We have _certainly_ seen controversy about the motives and objectives of people enforcing copyleft conditions under FSF licenses.  Hence the recent "Principles of Community-Oriented GPL Enforcement".  (A)GPL-3.0 ensconces enforcement-for-compliance in retroactive forgiveness terms, right in license text.  L0-R licensors would have a choice on noncompliance.  Some might seek code.  Some might seek coin.  Some might seek both.

> Other questions include things like how long do I have to continue to
> publish as a developer?  At what point does L0-R consider that my
> development ended and I no longer have a requirement to publish?  There are
> FOSS projects that no longer exist that used to be on Java.net.  Can the
> upstream developers now force users to purchase a commercial license
> because the downstream project site went poof?

I'm sorry.  I don't follow.  The permissions granted under L0-R never go poof.  If they go anything, by neglect, they go permissive, by automatic waiver of the copyleft condition.

> What is "development" anyway?  Can I even look at the code in a code editor
> without triggering section 3?  That's usually my first step even before
> reading the docs.  Or does "development" happen the first time I compile
> the code?

All copyleft licenses face a challenge in defining the "trigger" for source and licensing requirements.  What is "interaction ... through a computer network" under (A)GPL?  What is "executing it on a computer"?  What is "distribution" under MPL-2.0?

Legal drafters have some tools and techniques to chip away at those challenges.  One of those tools is throwing in the towel and using terms from industry, as understood in industry.  An early draft of L0-R intentionally chose general terms _without_ any established meaning in software or law for the trigger.  The draft I proposed borrows "execute" and "develop" from software parlance, intentionally.  If the point is to write a license that software people can understand, the most best path to relative clarity is software-speak.

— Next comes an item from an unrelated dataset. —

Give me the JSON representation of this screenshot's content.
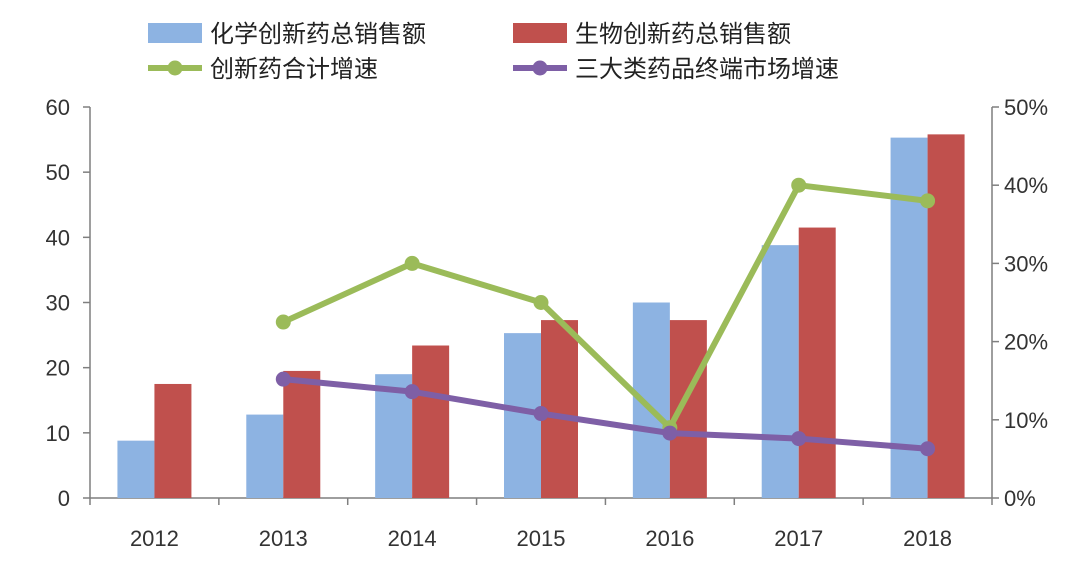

Legal drafters also learn to accept that perfect clarity is impossible, and that managing uncertainty is as important as reducing it.  Who should should bear irreducible uncertainty in L0-R's copyleft trigger?  The purpose of the license is to implement a very strong version of copyleft, in terse form, with structural escape valves in the form of a grace period and either alternative licenses or automatic, permissive relicensing.

In short, "What does 'development' mean here?" is actually a question to you and other software people.  What does "development" mean when you use it?  If "development" is ambiguous, L0-R lays that ambiguity at the feet of those angling to get by without sharing code, licensing Open Source, or supporting the developers.